Inspectie en staatssecretaris lijken naar elkaar te wijzen en ondertussen blijft alles bij het oude. Eind september 2013 verwees woordvoerder Jan-Willem Swane van de Onderwijsinspectie tegenover de Besturenraad al naar Kamer en regering: De discussie over of alles wat in het toezichtkader staat ook in een wet vervat moet zijn, is al gevoerd bij de bespreking van de nieuwe Wet op het Onderwijstoezicht in de Kamer, zei hij desgevraagd. ʽDe kwaliteitseisen die in de wet gesteld worden, moeten geoperationaliseerd worden in een toezichtkader. Die toezichtkaders worden natuurlijk ontworpen in uitgebreid overleg met het veld. En ze worden uiteindelijk ook nog door de minister goedgekeurd. Het is niet zomaar iets dat de inspectie bedenkt.ʼ Met andere woorden, onze naam is haas: wij voeren slechts uit.

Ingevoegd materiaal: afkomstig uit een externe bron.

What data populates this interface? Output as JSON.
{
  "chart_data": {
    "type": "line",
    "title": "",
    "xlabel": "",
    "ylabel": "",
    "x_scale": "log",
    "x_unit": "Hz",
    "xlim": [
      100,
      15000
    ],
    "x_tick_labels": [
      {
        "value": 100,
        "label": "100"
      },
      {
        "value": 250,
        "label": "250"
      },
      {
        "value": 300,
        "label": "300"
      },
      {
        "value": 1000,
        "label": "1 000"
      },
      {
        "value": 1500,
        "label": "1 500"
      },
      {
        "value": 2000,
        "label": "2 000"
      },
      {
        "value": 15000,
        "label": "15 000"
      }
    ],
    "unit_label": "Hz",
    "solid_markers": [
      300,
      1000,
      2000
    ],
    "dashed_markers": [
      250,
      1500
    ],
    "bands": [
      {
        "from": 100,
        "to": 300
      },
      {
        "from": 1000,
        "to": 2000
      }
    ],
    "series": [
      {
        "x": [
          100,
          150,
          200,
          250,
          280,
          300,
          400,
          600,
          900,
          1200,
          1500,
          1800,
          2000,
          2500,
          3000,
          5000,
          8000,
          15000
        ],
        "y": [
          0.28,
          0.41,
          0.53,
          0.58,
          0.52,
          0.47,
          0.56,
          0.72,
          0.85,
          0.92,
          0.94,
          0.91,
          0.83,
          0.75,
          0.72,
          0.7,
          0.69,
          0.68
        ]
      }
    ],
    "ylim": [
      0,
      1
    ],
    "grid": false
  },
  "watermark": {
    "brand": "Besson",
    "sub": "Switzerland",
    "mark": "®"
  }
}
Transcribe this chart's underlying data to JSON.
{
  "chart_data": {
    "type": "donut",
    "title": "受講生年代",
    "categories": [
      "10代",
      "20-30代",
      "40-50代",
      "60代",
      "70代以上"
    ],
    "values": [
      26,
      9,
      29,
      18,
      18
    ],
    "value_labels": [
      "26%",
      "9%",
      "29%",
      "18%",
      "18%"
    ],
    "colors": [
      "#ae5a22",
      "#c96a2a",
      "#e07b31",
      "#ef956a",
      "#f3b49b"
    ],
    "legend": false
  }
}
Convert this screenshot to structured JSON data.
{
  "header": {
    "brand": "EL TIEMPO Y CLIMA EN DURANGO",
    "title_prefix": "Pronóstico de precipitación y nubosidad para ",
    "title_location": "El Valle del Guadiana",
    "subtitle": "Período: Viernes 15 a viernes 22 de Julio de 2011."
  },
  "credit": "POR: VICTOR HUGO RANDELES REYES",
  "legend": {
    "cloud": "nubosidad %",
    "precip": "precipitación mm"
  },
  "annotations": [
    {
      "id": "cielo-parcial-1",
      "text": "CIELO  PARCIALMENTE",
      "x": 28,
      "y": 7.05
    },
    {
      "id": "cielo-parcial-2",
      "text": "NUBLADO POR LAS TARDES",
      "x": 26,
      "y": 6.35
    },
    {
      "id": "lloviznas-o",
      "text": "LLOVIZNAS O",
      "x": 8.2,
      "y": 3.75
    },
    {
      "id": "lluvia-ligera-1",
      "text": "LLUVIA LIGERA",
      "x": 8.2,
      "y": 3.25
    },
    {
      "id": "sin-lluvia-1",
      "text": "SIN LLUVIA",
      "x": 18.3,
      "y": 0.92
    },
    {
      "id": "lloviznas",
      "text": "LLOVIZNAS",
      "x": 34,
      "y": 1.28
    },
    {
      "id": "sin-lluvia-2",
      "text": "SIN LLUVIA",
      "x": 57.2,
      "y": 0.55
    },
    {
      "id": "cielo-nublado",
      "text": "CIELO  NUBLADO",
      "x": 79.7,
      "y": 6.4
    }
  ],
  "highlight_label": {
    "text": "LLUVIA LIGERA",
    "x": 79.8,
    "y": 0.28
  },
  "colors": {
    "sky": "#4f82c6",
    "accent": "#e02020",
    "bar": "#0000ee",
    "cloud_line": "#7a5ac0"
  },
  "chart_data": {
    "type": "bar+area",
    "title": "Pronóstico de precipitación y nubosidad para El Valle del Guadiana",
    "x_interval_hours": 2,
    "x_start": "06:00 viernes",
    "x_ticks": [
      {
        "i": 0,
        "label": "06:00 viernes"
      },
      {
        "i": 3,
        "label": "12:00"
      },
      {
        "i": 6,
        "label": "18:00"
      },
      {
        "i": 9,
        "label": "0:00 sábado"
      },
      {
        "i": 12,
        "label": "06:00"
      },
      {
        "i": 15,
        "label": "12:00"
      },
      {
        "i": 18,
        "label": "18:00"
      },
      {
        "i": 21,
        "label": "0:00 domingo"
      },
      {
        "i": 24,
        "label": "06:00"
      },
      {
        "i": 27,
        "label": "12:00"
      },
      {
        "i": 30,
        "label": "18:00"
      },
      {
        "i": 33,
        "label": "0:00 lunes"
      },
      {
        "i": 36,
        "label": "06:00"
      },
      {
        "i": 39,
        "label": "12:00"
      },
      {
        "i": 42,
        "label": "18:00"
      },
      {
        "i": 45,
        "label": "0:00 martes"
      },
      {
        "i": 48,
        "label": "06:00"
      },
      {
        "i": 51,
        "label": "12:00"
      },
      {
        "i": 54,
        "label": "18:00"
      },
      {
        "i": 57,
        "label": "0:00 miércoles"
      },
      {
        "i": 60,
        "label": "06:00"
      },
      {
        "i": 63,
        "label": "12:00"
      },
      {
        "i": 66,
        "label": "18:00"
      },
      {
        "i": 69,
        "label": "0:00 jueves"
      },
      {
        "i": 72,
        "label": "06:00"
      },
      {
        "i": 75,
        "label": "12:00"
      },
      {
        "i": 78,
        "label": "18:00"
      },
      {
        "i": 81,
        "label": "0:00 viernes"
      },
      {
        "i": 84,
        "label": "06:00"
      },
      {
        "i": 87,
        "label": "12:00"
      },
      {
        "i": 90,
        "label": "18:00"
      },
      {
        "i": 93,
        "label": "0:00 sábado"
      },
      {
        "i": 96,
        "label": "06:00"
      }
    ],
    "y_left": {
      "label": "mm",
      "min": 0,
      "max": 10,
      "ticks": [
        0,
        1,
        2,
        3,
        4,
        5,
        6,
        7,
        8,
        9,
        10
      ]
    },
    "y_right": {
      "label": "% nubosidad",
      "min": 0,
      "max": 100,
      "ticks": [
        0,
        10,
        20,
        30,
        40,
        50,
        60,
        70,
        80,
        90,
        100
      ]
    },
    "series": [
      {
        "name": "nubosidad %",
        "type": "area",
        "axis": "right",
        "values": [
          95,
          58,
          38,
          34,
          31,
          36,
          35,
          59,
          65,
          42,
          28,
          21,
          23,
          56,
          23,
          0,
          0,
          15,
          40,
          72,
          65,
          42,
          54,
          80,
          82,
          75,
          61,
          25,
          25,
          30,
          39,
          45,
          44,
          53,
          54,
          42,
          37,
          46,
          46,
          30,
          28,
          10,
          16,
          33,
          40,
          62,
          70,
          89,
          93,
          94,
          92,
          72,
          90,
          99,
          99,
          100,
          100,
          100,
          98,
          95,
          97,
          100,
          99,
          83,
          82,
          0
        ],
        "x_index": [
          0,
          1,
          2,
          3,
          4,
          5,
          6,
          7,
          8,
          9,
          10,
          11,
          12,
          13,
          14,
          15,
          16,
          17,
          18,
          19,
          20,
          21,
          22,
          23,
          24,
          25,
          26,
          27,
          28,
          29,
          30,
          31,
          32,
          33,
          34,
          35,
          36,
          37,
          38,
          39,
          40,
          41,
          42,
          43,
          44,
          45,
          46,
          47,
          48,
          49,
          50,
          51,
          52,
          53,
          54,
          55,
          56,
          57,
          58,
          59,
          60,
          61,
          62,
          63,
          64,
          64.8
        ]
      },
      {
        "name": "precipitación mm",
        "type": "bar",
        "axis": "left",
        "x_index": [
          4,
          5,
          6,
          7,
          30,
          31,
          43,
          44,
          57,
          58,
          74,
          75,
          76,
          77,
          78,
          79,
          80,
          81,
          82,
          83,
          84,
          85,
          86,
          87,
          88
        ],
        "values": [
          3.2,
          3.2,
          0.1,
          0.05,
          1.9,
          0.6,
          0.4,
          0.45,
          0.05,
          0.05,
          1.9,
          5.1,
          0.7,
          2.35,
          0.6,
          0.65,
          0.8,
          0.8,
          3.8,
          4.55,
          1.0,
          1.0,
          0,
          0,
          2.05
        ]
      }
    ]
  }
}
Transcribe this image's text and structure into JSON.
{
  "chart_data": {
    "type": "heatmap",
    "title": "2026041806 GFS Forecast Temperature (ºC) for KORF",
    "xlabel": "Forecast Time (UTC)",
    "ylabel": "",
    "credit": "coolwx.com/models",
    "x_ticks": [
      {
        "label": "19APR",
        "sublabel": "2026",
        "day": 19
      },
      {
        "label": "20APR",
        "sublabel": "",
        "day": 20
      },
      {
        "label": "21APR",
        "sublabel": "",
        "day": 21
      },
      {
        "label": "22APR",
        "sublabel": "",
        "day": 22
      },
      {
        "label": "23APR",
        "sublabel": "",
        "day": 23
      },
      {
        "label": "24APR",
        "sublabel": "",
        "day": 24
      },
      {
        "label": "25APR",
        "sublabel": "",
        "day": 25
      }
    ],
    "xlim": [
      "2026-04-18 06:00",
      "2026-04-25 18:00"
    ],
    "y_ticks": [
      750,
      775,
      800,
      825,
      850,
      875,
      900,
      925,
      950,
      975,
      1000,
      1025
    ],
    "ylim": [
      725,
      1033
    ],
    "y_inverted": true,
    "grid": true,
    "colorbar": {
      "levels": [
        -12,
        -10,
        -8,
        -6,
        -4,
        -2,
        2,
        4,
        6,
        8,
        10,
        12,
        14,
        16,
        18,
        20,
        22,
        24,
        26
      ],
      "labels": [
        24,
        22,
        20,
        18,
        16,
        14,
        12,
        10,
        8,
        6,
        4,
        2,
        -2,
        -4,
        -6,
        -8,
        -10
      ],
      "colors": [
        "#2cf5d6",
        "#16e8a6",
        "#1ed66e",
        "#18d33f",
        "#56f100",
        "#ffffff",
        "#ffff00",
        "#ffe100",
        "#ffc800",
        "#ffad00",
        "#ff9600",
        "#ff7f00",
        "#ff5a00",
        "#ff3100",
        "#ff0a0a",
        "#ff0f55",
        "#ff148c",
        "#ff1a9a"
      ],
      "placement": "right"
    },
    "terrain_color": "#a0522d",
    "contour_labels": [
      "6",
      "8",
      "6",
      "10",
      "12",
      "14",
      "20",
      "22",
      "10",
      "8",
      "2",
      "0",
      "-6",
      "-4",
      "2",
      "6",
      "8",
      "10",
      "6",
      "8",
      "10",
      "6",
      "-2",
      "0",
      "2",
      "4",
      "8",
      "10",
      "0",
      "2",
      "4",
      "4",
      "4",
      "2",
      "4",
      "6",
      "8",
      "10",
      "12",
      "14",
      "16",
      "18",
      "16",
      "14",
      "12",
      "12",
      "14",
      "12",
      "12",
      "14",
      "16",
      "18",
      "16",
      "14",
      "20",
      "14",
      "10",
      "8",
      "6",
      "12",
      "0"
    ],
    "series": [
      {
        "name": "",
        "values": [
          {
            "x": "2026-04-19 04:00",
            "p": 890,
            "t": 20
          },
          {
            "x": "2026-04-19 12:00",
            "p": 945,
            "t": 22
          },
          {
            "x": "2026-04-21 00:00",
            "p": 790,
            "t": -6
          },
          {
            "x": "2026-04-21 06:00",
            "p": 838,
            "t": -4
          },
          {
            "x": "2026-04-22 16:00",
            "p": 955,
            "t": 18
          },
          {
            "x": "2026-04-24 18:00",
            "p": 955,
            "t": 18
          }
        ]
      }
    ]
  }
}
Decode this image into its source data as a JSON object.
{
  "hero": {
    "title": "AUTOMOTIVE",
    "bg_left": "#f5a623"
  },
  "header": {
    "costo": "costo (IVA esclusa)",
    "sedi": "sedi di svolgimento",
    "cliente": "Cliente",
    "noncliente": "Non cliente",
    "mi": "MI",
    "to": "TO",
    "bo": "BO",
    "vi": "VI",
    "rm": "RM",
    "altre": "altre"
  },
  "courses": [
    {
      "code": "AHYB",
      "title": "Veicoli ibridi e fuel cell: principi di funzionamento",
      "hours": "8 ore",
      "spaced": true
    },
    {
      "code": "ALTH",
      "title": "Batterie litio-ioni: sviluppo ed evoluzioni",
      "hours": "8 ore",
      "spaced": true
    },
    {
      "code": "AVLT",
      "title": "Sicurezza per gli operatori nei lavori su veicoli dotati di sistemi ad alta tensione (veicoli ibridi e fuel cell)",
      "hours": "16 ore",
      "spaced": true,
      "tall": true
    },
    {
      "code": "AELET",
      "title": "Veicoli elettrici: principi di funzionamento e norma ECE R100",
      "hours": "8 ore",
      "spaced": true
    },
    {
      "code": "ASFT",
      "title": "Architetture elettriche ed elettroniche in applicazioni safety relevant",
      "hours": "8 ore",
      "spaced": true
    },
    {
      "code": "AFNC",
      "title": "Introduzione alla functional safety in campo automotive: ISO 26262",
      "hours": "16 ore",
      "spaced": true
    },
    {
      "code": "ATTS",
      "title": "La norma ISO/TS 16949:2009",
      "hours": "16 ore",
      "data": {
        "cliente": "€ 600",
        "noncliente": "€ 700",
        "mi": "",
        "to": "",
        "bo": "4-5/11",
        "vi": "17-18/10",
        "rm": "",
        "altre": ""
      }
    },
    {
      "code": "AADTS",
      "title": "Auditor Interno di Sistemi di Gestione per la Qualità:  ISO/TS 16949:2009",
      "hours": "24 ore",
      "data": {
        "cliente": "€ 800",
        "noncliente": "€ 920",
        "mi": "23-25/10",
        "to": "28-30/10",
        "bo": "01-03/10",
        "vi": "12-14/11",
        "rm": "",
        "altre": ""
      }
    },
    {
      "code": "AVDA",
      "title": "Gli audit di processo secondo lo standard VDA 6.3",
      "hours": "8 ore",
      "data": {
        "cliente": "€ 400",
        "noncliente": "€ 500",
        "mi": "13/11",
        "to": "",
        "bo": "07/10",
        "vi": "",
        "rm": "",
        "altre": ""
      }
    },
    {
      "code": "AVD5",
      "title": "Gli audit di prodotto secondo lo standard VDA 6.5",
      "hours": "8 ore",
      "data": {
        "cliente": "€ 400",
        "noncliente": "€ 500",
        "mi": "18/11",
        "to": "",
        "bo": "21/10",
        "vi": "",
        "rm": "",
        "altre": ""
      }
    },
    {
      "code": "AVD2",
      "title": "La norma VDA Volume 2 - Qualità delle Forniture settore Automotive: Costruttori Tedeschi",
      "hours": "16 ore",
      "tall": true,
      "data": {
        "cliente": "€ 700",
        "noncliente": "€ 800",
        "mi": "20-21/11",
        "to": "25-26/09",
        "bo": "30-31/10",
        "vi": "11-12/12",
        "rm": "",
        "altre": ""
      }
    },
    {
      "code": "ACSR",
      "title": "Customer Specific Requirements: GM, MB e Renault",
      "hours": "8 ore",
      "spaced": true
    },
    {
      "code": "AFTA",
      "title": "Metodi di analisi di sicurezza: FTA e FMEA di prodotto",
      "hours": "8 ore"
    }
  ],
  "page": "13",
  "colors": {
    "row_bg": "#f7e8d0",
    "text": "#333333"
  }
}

Het Cito probeert ondertussen het draagvlak onder kleuterjuffen voor de kleutertoets te vergroten. Leraren worden actief benaderd om met het toetsinstituut 'in gesprek' te gaan. En op de Cito-website staat onder meer: 'Wij zijn benieuwd wat u van de toetsen vindt, waar u enthousiast over bent of juist minder, of u iets mist. Waar maakt u zich zorgen over?' Er zijn inmiddels twee bijeenkomsten gehouden in Arnhem en Amsterdam eind oktober en begin november, in Groningen is er op 20 november een bijeenkomst, overige provincies volgen nog. Er is plek voor maximaal twintig kleuterjuffen.

Resten er 2 vragen. Ten eerste: Zijn er eigenlijk alternatieven voor de (Cito-)kleutertoets als Dekker volhoudt dat de prestaties van kleuters beter moeten worden gemonitord? Volgens de WSK voldoen de zogenoemde rijpheids- en vorderingsproeven prima. In een rijpheidsproef voert een kind een taak uit, spelenderwijs. Uit de wijze waarop het dat doet, kan de leraar opmaken in welke fase van zijn psychologische ontwikkeling het kind zich bevindt. Zeg maar zoals baby's op consultatiebureaus een torentje moeten bouwen. In een vorderingsproef gaat een leraar na in hoeverre een kind zich de aangeboden leerstof heeft eigen gemaakt. Dit gebeurt met open vragen, waarin het antwoord op een inzichtelijke vraag dient te worden toegelicht: het waarom is belangrijker dan de juistheid of onjuistheid van het antwoord. Of Dekker hier genoeg houvast aan zal hebben, of eigenlijk voldoende vertrouwen zal hebben in het oordeel van leraren, is de vraag.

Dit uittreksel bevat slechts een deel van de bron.